Professor’s decades-old find on a Northern Irish beach turns out to be the island’s very first dinosaur find



[ad_1]

People often encounter coins, seashells and trash, but a teacher from Northern Ireland has made a discovery that will go down in history.

In the 1980s, the late Roger Byrne, a schoolteacher and fossil collector, found several unidentified fossils on the east coast of County Antrim. He kept them for several years before giving them to the Ulster Museum in Belfast.

The mystery revolved around what the fossils might be until a team of researchers from the University of Portsmouth and Queen’s University in Belfast confirmed they were fossilized dinosaur bones.

The 200-million-year-old fossils are the “first reported dinosaur remains from anywhere in Ireland,” according to the research team’s article, published this month in the Proceedings of the Association of geologists.

“This is an extremely important finding,” Mike Simms, a paleontologist at National Museums NI who led the team of researchers, said in a statement Tuesday. “The great rarity of these fossils here is due to the fact that most Irish rocks are of the wrong age for dinosaurs, either too old or too young, making it almost impossible to confirm the existence of dinosaurs on these coasts.”

The researchers wrote in their article that folklore attributes the apparent absence of dinosaur remains from Ireland to the activities of Saint Patrick, who is credited with driving the snakes out of Ireland. But the lack of fossilized dinosaur bones is simply due to geology, they said. The rocks of the country are of the wrong age or the wrong type.

“Finding an Irish dinosaur may seem like a hopeless task, but, nonetheless, several potential candidates have been identified and are described for the first time here,” the article states.

Researcher Robert Smyth and Professor David Martill of the University of Portsmouth analyzed the bone fragments with high-resolution 3D digital models of the fossils, produced by Dr Patrick Collins of Queens University of Belfast.

Originally, the researchers believed the bones were from the same animal, but later determined that they were from two different dinosaurs.

“By analyzing the shape and internal structure of the bones, we realized that they belonged to two very different animals,” Smyth said in the press release.
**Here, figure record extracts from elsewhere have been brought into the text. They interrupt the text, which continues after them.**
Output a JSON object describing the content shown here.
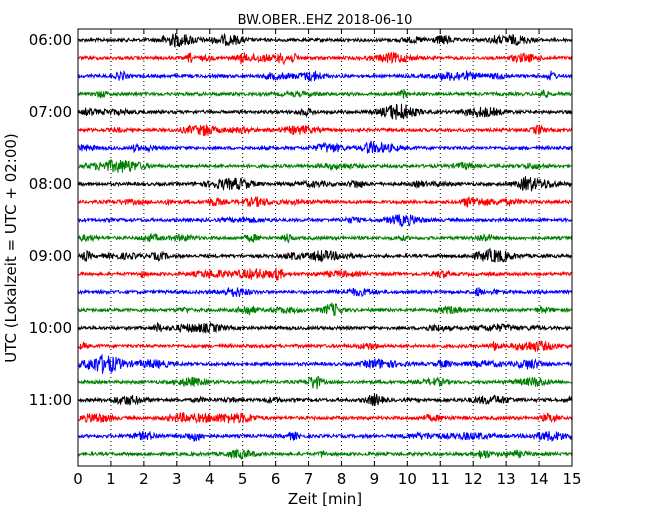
{
  "chart_data": {
    "type": "line",
    "subtype": "helicorder",
    "title": "BW.OBER..EHZ 2018-06-10",
    "xlabel": "Zeit  [min]",
    "ylabel": "UTC (Lokalzeit = UTC + 02:00)",
    "xlim": [
      0,
      15
    ],
    "x_ticks": [
      0,
      1,
      2,
      3,
      4,
      5,
      6,
      7,
      8,
      9,
      10,
      11,
      12,
      13,
      14,
      15
    ],
    "x_tick_labels": [
      "0",
      "1",
      "2",
      "3",
      "4",
      "5",
      "6",
      "7",
      "8",
      "9",
      "10",
      "11",
      "12",
      "13",
      "14",
      "15"
    ],
    "x_grid": true,
    "trace_interval_minutes": 15,
    "start_time": "06:00",
    "y_tick_labels": [
      "06:00",
      "07:00",
      "08:00",
      "09:00",
      "10:00",
      "11:00"
    ],
    "trace_colors": [
      "#000000",
      "#ff0000",
      "#0000ff",
      "#008000"
    ],
    "traces": [
      {
        "start": "06:00",
        "color": "#000000"
      },
      {
        "start": "06:15",
        "color": "#ff0000"
      },
      {
        "start": "06:30",
        "color": "#0000ff"
      },
      {
        "start": "06:45",
        "color": "#008000"
      },
      {
        "start": "07:00",
        "color": "#000000"
      },
      {
        "start": "07:15",
        "color": "#ff0000"
      },
      {
        "start": "07:30",
        "color": "#0000ff"
      },
      {
        "start": "07:45",
        "color": "#008000"
      },
      {
        "start": "08:00",
        "color": "#000000"
      },
      {
        "start": "08:15",
        "color": "#ff0000"
      },
      {
        "start": "08:30",
        "color": "#0000ff"
      },
      {
        "start": "08:45",
        "color": "#008000"
      },
      {
        "start": "09:00",
        "color": "#000000"
      },
      {
        "start": "09:15",
        "color": "#ff0000"
      },
      {
        "start": "09:30",
        "color": "#0000ff"
      },
      {
        "start": "09:45",
        "color": "#008000"
      },
      {
        "start": "10:00",
        "color": "#000000"
      },
      {
        "start": "10:15",
        "color": "#ff0000"
      },
      {
        "start": "10:30",
        "color": "#0000ff"
      },
      {
        "start": "10:45",
        "color": "#008000"
      },
      {
        "start": "11:00",
        "color": "#000000"
      },
      {
        "start": "11:15",
        "color": "#ff0000"
      },
      {
        "start": "11:30",
        "color": "#0000ff"
      },
      {
        "start": "11:45",
        "color": "#008000"
      }
    ]
  }
}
“One is very dense and sturdy, typical of an armored plant eater. The other is slender, with thin bony walls and features only found in predatory two-legged dinosaurs that move around. quickly called theropods. “

Both fossils were pieces of the animal’s leg bones, the researchers said. One was part of a femur of a four-legged herbivore called Scelidosaurus. The other was part of the tibia belonging to a two-legged meat eater similar to Sarcosaurus.

The beach where the fossils were found is covered with rounded fragments of basalt and white limestone, according to the newspaper article. He noted that the fossils in this area are generally rare and heavily abraded.

New dinosaur species linked to Tyrannosaurus rex discovered by scientists in England

“The two dinosaur fossils Roger Byrne found may have been washed out to sea, alive or dead, sinking into the Jurassic seabed where they were buried and fossilized,” Simms said.

This discovery sheds light on the life of the dinosaurs that roamed millions of years ago.

“Scelidosaurus continues to appear in marine strata, and I’m starting to think that maybe it was a coastal animal, maybe even eating algae like marine iguanas do today,” Martill said.

The Ulster Museum, which is closed due to coronavirus restrictions, plans to display the bones when those restrictions are lifted, the press release said.